Beyond LeanCTX: General Token Optimization

LeanCTX optimizes tool outputs (file reads, shell commands, search results). But most tokens are consumed elsewhere. Here's a breakdown of a typical AI coding session:

Category% of TotalControllable?
Thinking tokens60-80%Model choice, thinking budgets
Conversation history10-15%Start fresh chats for new tasks
System prompt / rules3-5%Keep rules concise
Open files (IDE)2-5%Close irrelevant tabs
Subagent overhead5-15%Use fewer, targeted subagents
Tool outputs (LeanCTX)3-5%Fully optimized by LeanCTX

Quick wins

  • Choose the right model: composer-2-fast (1x cost, minimal thinking) for simple tasks. claude-4.5-sonnet (3x) for standard work.
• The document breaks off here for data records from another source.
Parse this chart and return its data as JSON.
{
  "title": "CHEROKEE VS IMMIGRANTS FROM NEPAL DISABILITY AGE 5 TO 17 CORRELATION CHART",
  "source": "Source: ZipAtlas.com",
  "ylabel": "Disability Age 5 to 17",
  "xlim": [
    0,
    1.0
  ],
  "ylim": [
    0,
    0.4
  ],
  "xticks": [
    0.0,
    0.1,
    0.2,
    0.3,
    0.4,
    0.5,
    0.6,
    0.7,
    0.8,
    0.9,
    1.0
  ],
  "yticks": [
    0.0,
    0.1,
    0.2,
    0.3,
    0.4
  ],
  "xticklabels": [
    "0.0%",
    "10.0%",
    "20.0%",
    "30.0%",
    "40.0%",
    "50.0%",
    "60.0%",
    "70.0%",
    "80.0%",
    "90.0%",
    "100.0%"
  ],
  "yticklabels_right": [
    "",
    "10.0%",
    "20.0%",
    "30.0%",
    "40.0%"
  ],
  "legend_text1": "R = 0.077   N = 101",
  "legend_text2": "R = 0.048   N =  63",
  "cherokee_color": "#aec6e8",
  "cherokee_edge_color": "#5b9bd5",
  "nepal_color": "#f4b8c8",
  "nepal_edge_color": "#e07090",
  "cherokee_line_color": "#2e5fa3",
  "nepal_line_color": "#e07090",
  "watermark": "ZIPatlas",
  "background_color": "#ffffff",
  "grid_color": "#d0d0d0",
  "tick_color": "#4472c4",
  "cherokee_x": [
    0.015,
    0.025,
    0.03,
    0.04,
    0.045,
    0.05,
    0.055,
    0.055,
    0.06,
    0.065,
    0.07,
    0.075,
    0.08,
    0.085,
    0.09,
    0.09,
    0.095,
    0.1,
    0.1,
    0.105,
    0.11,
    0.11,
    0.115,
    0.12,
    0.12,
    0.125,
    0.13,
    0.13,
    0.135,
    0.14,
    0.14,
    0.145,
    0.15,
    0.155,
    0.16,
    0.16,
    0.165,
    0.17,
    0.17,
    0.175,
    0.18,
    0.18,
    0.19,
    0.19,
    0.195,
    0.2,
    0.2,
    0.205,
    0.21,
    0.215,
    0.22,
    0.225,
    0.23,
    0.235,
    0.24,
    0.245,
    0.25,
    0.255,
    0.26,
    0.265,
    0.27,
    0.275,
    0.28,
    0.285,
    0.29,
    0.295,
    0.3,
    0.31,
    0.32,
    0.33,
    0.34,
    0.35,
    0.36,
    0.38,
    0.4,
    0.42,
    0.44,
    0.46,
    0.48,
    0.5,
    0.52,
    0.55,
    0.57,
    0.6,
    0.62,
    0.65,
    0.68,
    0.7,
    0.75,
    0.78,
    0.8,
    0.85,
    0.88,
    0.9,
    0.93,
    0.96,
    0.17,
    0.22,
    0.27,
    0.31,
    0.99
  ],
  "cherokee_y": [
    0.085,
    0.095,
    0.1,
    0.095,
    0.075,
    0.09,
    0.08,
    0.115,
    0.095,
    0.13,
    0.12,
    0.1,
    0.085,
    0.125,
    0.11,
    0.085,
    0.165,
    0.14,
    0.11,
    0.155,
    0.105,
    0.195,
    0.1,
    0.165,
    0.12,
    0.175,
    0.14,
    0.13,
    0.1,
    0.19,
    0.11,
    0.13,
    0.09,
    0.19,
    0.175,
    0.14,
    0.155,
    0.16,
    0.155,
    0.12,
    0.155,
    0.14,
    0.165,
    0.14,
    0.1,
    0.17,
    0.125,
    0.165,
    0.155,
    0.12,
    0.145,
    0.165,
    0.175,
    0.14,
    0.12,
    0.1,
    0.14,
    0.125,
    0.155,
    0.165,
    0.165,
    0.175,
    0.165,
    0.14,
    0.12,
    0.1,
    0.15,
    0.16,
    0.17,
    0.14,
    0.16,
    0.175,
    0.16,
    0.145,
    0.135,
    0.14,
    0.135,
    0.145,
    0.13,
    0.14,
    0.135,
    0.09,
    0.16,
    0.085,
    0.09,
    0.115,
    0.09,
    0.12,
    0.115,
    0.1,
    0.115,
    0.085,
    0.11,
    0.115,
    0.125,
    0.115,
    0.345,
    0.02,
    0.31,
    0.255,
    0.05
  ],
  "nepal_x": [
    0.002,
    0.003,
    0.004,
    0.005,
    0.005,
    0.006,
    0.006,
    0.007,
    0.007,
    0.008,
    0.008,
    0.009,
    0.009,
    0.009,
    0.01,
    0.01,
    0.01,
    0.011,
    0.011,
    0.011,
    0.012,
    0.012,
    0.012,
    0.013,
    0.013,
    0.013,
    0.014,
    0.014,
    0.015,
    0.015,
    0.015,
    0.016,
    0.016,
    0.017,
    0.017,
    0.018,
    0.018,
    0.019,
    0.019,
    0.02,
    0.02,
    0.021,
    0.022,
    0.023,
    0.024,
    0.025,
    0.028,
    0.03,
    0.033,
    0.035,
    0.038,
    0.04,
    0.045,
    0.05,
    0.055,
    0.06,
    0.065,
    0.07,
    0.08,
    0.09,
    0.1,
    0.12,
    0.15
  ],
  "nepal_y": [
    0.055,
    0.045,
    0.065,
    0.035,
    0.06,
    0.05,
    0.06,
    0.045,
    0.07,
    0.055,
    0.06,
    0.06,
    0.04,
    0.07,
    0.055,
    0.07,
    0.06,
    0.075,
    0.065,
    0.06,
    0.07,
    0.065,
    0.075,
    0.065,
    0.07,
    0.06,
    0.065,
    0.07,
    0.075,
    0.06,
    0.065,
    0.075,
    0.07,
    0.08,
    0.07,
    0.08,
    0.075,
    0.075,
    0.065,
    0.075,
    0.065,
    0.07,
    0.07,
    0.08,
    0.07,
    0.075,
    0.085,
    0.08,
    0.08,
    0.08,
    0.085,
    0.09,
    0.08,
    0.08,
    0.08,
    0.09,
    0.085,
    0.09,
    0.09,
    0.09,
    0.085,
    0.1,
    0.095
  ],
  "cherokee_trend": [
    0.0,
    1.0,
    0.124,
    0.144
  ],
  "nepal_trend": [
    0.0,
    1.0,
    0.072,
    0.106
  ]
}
Reserve claude-4.6-opus-high-thinking (10-20x) for architecture decisions.
  • Close irrelevant files: Many IDEs attach open file contents to every request. Close tabs you're not editing.
  • Start fresh chats: Long conversations accumulate history. Start a new chat when switching tasks.
  • Minimize subagents: Each subagent duplicates the full system prompt and context. Use them only when parallel work is needed.
  • Keep rules files lean: Every rule in .cursorrules or AGENTS.md is sent with every request.